The CRE Acquisition Orchestrator is presented as the first comprehensive open-source AI-native framework specifically for commercial real estate acquisitions. It aims to transform traditional acquisition processes—such as due diligence, underwriting, financing, legal, and closing—into structured, executable agent workflows. The framework features 31 defined AI roles, including orchestrators, acquisition specialists, and document ingestion roles, all managed through markdown prompts.

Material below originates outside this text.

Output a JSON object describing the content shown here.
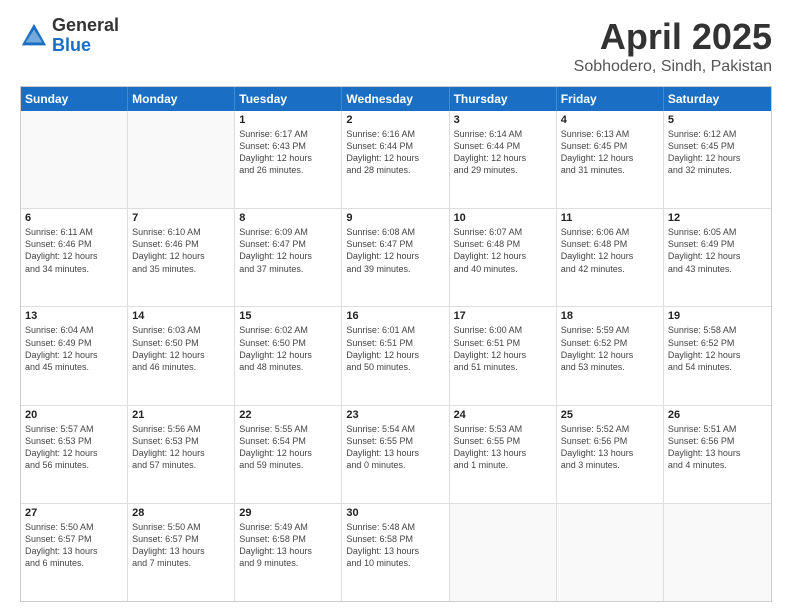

Key functionalities include document-first deal intake, supporting various file types like rent rolls, T12s, offering memos, and PDFs. It offers source-backed extraction, where data from supported files is converted into candidate fields with confidence scores, warnings, and provenance details. A human approval gate ensures that underwriting inputs are not changed until an operator approves or waives ambiguous values. The system also provides a visible coordination dashboard to track specialist messages, handoffs, dependencies, reviews, and workpaper status.
The project emphasizes a local-first approach, allowing users to run the dashboard without API keys and process local documents. An optional path for live agents using models like ChatGPT/Codex is available, but the offline demo serves as the primary proof path. The latest release, v2.7.0, includes enhancements such as improved document intelligence with text-based PDF extraction and page-level provenance, better Excel parsing for complex workbooks, and review-grade workpapers with quality gates and evidence completeness checks. It also features live agent hardening with retry/backoff mechanisms and a single-operator self-host deployment option.